For the first time, through an academic and scholarly account in this book, the issue of political capital and its relevance with success of CBMs in the region has been discussed. It attempts to answer the most relevant questions about the successes and failure of a sustained peace process between India and Pakistan generally raised by academia and international media. Students of History, Politics, Security Studies, International Relations and South Asian Studies will immensely benefit from this in-depth research study.
This book is an endeavor to examine practiced and discarded CBMs between Pakistan and India in the socio-political context. It offers pros and cons of CBMs in order to build a constructive future for one-fifth of humanity that lives in abysmal conditions in the subcontinent.
Divided in ten (10) chapters, from theory to practice, this well-researched book covers all aspects of CBMs between India and Pakistan. The first Chapter begins by discussing the theoretical aspects of the CBM process between Pakistan and India. The second chapter provides a historical review of CBM efforts between the two countries. In the third chapter, this research focuses on the central position and salience of the Kashmir conflict in forging confidence in the region. The fourth chapter discusses Water Diplomacy, and analyzes how politicization of water distribution and use is hampering the CBMs. The fifth chapter analyzes the relevance of Military and Nuclear CBMs and focuses on creating trust between the armed forces of the two hostile neighbors, while arguing that such trust between the two forces would have trickledown effect in socio-political-economic spheres. The sixth chapter is on bilateral economic interdependency and analyses the Economic Peace Dividends with special focus on irritants in this regard. The seventh chapter emphasizes the pertinent role of civil society and highlights the steps taken by them to ensure peace between the two countries.
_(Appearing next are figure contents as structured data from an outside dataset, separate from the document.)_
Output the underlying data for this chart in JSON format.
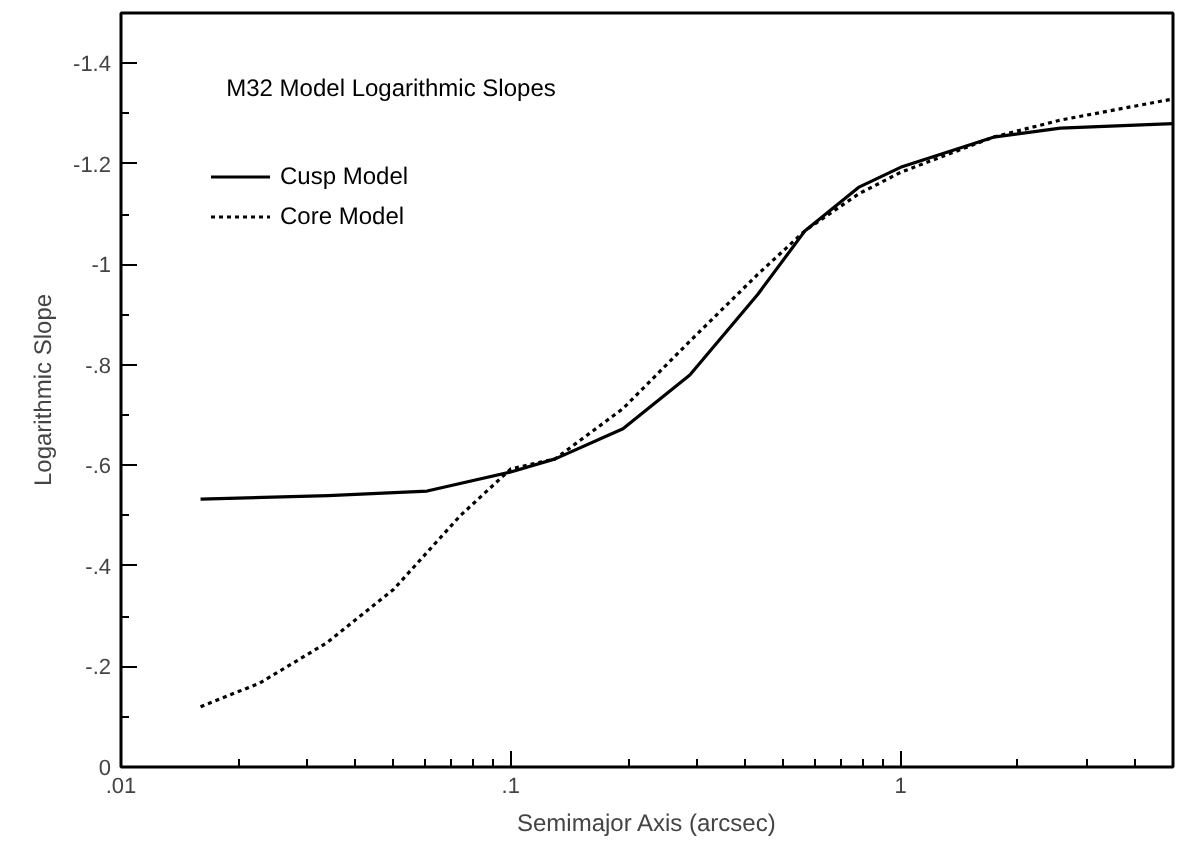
{
  "chart_data": {
    "type": "line",
    "title": "M32 Model Logarithmic Slopes",
    "xlabel": "Semimajor Axis (arcsec)",
    "ylabel": "Logarithmic Slope",
    "log": "x",
    "grid": false,
    "legend": "top left",
    "xlim": [
      0.01,
      5
    ],
    "xticks": [
      {
        "value": 0.01,
        "label": ".01"
      },
      {
        "value": 0.1,
        "label": ".1"
      },
      1
    ],
    "ylim": [
      0,
      -1.5
    ],
    "yticks": [
      0,
      {
        "value": -0.2,
        "label": "-.2"
      },
      {
        "value": -0.4,
        "label": "-.4"
      },
      {
        "value": -0.6,
        "label": "-.6"
      },
      {
        "value": -0.8,
        "label": "-.8"
      },
      -1,
      -1.2,
      -1.4
    ],
    "series": [
      {
        "name": "Cusp Model",
        "color": "#000000",
        "line_style": "solid",
        "x": [
          0.016,
          0.034,
          0.061,
          0.1,
          0.13,
          0.194,
          0.288,
          0.43,
          0.569,
          0.78,
          1,
          1.73,
          2.57,
          5
        ],
        "values": [
          -0.533,
          -0.54,
          -0.549,
          -0.587,
          -0.613,
          -0.673,
          -0.78,
          -0.94,
          -1.067,
          -1.153,
          -1.193,
          -1.253,
          -1.271,
          -1.28
        ]
      },
      {
        "name": "Core Model",
        "color": "#000000",
        "line_style": "dotted",
        "x": [
          0.016,
          0.0227,
          0.0337,
          0.05,
          0.0742,
          0.1,
          0.13,
          0.194,
          0.288,
          0.43,
          0.569,
          0.78,
          1,
          1.73,
          2.57,
          5
        ],
        "values": [
          -0.12,
          -0.167,
          -0.247,
          -0.353,
          -0.5,
          -0.593,
          -0.613,
          -0.713,
          -0.847,
          -0.98,
          -1.067,
          -1.14,
          -1.183,
          -1.253,
          -1.287,
          -1.329
        ]
      }
    ]
  }
}
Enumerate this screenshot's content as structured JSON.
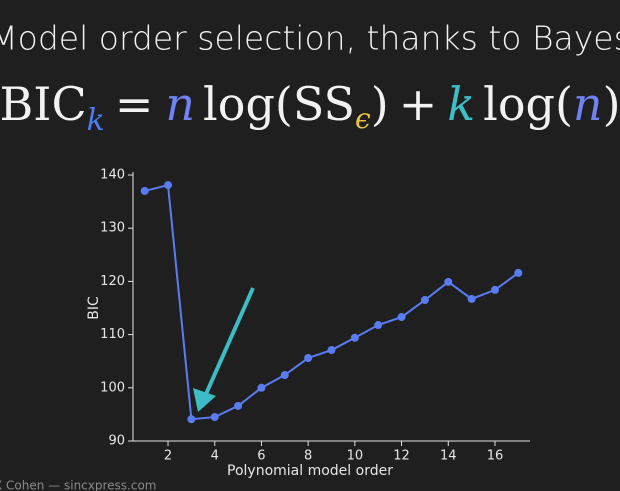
{
  "header": {
    "title": "Model order selection, thanks to Bayes",
    "formula": [
      "BIC",
      "k",
      "=",
      "n",
      "log(SS",
      "ϵ",
      ")",
      "+",
      "k",
      "log(",
      "n",
      ")"
    ]
  },
  "footer": "X Cohen — sincxpress.com",
  "chart_data": {
    "type": "line",
    "x_label": "Polynomial model order",
    "y_label": "BIC",
    "x": [
      1,
      2,
      3,
      4,
      5,
      6,
      7,
      8,
      9,
      10,
      11,
      12,
      13,
      14,
      15,
      16,
      17
    ],
    "series": [
      {
        "color": "#5a7cf2",
        "values": [
          137.0,
          138.1,
          94.1,
          94.5,
          96.6,
          100.0,
          102.4,
          105.6,
          107.1,
          109.4,
          111.8,
          113.3,
          116.5,
          119.9,
          116.7,
          118.4,
          121.6
        ]
      }
    ],
    "xlim": [
      0.5,
      17.5
    ],
    "xticks": [
      2,
      4,
      6,
      8,
      10,
      12,
      14,
      16
    ],
    "ylim": [
      90,
      140
    ],
    "yticks": [
      90,
      100,
      110,
      120,
      130,
      140
    ]
  }
}
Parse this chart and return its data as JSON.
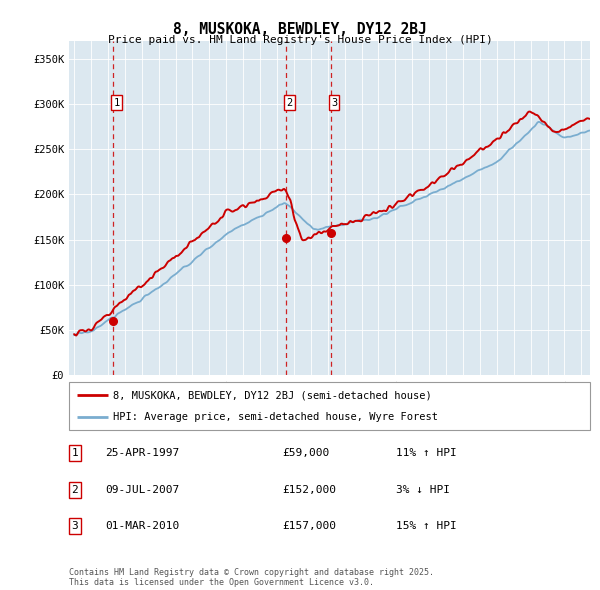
{
  "title": "8, MUSKOKA, BEWDLEY, DY12 2BJ",
  "subtitle": "Price paid vs. HM Land Registry's House Price Index (HPI)",
  "legend_line1": "8, MUSKOKA, BEWDLEY, DY12 2BJ (semi-detached house)",
  "legend_line2": "HPI: Average price, semi-detached house, Wyre Forest",
  "transactions": [
    {
      "num": 1,
      "date": "25-APR-1997",
      "price": 59000,
      "pct": "11%",
      "dir": "↑"
    },
    {
      "num": 2,
      "date": "09-JUL-2007",
      "price": 152000,
      "pct": "3%",
      "dir": "↓"
    },
    {
      "num": 3,
      "date": "01-MAR-2010",
      "price": 157000,
      "pct": "15%",
      "dir": "↑"
    }
  ],
  "transaction_years": [
    1997.32,
    2007.52,
    2010.17
  ],
  "transaction_prices": [
    59000,
    152000,
    157000
  ],
  "ylabel_vals": [
    0,
    50000,
    100000,
    150000,
    200000,
    250000,
    300000,
    350000
  ],
  "ylabel_strs": [
    "£0",
    "£50K",
    "£100K",
    "£150K",
    "£200K",
    "£250K",
    "£300K",
    "£350K"
  ],
  "ylim": [
    0,
    370000
  ],
  "xlim_start": 1994.7,
  "xlim_end": 2025.5,
  "red_color": "#cc0000",
  "blue_color": "#7aadcf",
  "bg_color": "#dce8f0",
  "dashed_color": "#cc0000",
  "grid_color": "#c0cdd8",
  "footnote": "Contains HM Land Registry data © Crown copyright and database right 2025.\nThis data is licensed under the Open Government Licence v3.0."
}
This research also highlights the role of media as an agenda setter in the given scenario. In the eighth chapter it analyzes media’s influence on perception building and its potential for creating an appetite for peace on both sides of the border. It is hard to deny the fact that Pakistan-India CBM initiatives have been hostage to peace spoilers at both sides of the border. The ninth chapter aims at identifying various spoilers in CBM initiatives. The identification of spoilers will pave the way for their containment and realization of peace and stability. The tenth chapter concludes the debate by emphasizing the strategic and political eminence of CBMs in the case of Pakistan-India relations.
Dr. Mahbub ul Haq once aptly stated that Pakistan and India needed to bury deep the bitter legacy of the past and cultivate a new harvest of hope to ensure regional peace, economic sustainability and higher human development index for the sake of their own people. This book seeks to take stock of the past Pak-India bilateral relations with a vision of chalking out a new future of their involvement for a sustained regional harmony and collective development.
Dr. Asma Shakir Khawaja is the author of Shaking Hands with Clenched Fists. She is Assistant Professor, Department of Peace and Conflict Studies, National Defence University, Islamabad.